High-yield savings accounts from credit unions and online banks now provide rates several times higher than conventional savings accounts, helping people build emergency funds with existing money.
Chelsea Houston, a member advisor at iQ Credit Union, said these accounts allow money to work harder for savers.
“Your money can work for you instead of you doing all this work for it to earn money,” Houston said.
Financial experts recommend that savers earning less than 1% interest switch to high-yield options. Houston said account holders can save an average of $920 per year with these accounts.
“You put this much in here and this much in here, and that’s you’re going to get 300 bucks every single month for doing nothing,” Houston said.
The accounts don’t require large initial deposits.
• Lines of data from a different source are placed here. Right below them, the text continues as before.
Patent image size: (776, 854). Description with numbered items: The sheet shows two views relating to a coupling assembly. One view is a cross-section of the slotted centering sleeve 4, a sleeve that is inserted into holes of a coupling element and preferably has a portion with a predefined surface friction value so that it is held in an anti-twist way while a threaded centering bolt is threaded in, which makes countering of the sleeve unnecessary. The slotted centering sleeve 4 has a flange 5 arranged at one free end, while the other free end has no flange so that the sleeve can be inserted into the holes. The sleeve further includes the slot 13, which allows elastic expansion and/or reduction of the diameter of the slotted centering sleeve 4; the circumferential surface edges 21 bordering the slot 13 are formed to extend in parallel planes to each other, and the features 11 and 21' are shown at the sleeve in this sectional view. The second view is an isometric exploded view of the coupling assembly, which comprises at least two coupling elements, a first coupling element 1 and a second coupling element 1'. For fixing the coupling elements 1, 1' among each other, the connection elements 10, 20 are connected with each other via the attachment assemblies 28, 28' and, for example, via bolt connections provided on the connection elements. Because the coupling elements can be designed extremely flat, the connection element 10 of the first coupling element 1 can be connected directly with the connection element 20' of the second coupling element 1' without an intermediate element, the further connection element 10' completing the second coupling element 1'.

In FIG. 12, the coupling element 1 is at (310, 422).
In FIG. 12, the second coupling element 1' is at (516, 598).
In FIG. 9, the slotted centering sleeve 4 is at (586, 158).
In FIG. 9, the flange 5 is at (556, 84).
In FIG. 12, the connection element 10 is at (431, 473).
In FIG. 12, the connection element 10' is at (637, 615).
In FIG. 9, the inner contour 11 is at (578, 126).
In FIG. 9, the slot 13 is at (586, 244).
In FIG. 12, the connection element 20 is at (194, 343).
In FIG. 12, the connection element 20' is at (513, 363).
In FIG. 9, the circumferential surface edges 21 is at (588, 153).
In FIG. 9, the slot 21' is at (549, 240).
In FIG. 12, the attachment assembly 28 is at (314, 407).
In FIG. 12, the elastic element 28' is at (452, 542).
Houston suggested starting with regular small contributions.
“So you can do your everyday transactions through one and then set it maybe $10 a week or even $10 biweekly, like don’t buy one coffee for the week, and then you can save that in that savings account,” Houston said.
Many high-yield accounts come from online banks or smaller credit unions. Financial experts recommend verifying that any institution is federally insured before opening an account.
Interest earned from these accounts counts as taxable income and must be reported during tax season.